Si existe una etapa importante en nuestras vidas es, sin lugar a dudas, nuestros tres primeros años de vida. Dedicamos nuestro tiempo en alimentarlos y bañarlos, pero muchas veces descuidamos lo más importante, dedicarles el máximo de tiempo posible en el cuidado de sus emociones, de sus experiencias y de sus relaciones con los demás (padres, madres, hermanos, amigos, profesores…). Porque es precisamente en esta primera etapa de nuestra existencia donde moldearemos nuestro Yo interior y ese Yo interior lo arrastraremos durante el resto de nuestra vida. Todavía ni hablamos o lo hacemos con poca soltura, caminamos a duras penas, babeamos, somos muy vulnerables, desconocemos los peligros, pero nuestra actividad no para, no andamos quietos ni física ni mentalmente. Nuestro cerebro hierbe a esa edad y a la vez es muy maleable. Por eso todo los que nos pase en esa época es lo que moldeará nuestro cerebro y nuestro carácter para el resto de nuestra vida.

Así pues, nuestro carácter, nuestra manera de ser y de actuar ante la vida en un futuro, dependerá en gran medida de cómo se cultive ese terreno durante la niñez. Durante los años siguientes podemos pulir cosas, pero la base de todo, ya la creamos en nuestra niñez. Es muy fácil destruir algo de un niño y muy difícil solucionarlo ya de adulto, pero no por ello es imposible.

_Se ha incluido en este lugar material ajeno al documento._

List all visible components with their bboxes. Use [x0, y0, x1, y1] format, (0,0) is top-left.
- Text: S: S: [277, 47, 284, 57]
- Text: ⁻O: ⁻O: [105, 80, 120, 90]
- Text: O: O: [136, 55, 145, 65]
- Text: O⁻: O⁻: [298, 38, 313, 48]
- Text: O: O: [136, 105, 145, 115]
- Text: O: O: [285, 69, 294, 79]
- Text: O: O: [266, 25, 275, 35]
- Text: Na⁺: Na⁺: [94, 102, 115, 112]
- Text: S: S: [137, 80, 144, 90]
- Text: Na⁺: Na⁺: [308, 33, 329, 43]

Siempre lo he tenido muy claro, de cómo nos relacionemos y comuniquemos con los demás, de cómo nos relacionemos con cada experiencia que nos venga ya de mayores dependerá en gran medida del trato y relación que recibimos por parte de padre, madre, profesores y amigos durante nuestros primeros años de vida. Por eso no paro de besaros, no paro de preguntaros por lo que sentís, no paro de observar cómo os relacionáis con los demás y como se relacionan los demás con vosotros. Y si observo algo o a alguien que no me gusta cómo actúa ante vosotros, no dudéis que en seguida os protegeré y os enseñaré a protegeros de ello.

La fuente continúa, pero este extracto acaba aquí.